Environment Minister Mark Speakman today marked the Thai New Year by announcing the pregnancy of Taronga Zoo’s Thai elephant, Pak Boon.
The new calf will be the fourth born at the zoo as part of Taronga’s regional conservation breeding program. The first calf, a male called Luk Chai, was born at Taronga in 2009. The regional program, which also includes Melbourne Zoo, has already produced seven calves in seven years.
“This is a perfect time to announce this conservation breeding success, as the traditional Thai festival of Songkran celebrates New Year in Thailand which is a time of renewal and new beginnings,” Mr Speakman said.
In 2004, the Royal Thai Government and the NSW Government signed a memorandum of understanding to bring five elephants (one male and four females including Pak Boon) to Taronga as part of the Australasian Conservation Breeding Program for Asian Elephants.
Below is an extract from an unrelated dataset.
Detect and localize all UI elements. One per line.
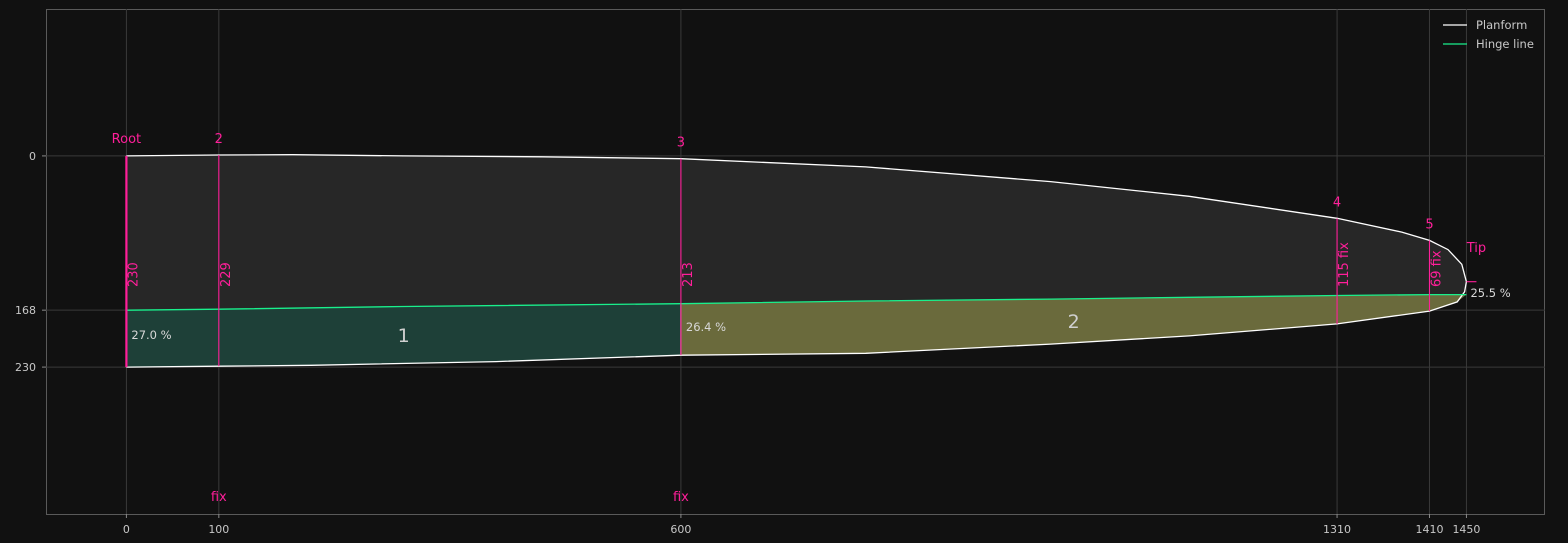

“Pak Boon’s pregnancy is a fitting opportunity to introduce zoo visitors to the cultural significance of elephants in Thailand and share Taronga’s determination to support elephants, which are an endangered species,” Mr Speakman said.
The Thai Consul-General, Mr Nathapol Khantahiran, joined Taronga to celebrate Pak Boon’s pregnancy and the Songkran Festival. In Thailand, elephants have spiritual significance and are regarded as the national animal.
Taronga also supports ranger stations in Thailand’s Kui Buri National Park, which has helped the Royal Thai Government successfully suppress elephant poaching in southern Thailand.
Mr Speakman said it was important for Taronga and other like-minded organisations to do everything in their power to raise public awareness and support governments across Asia in their fight against poaching.
Pak Boon is an experienced mother, who delivered the zoo’s first female calf, Tukta, in 2010.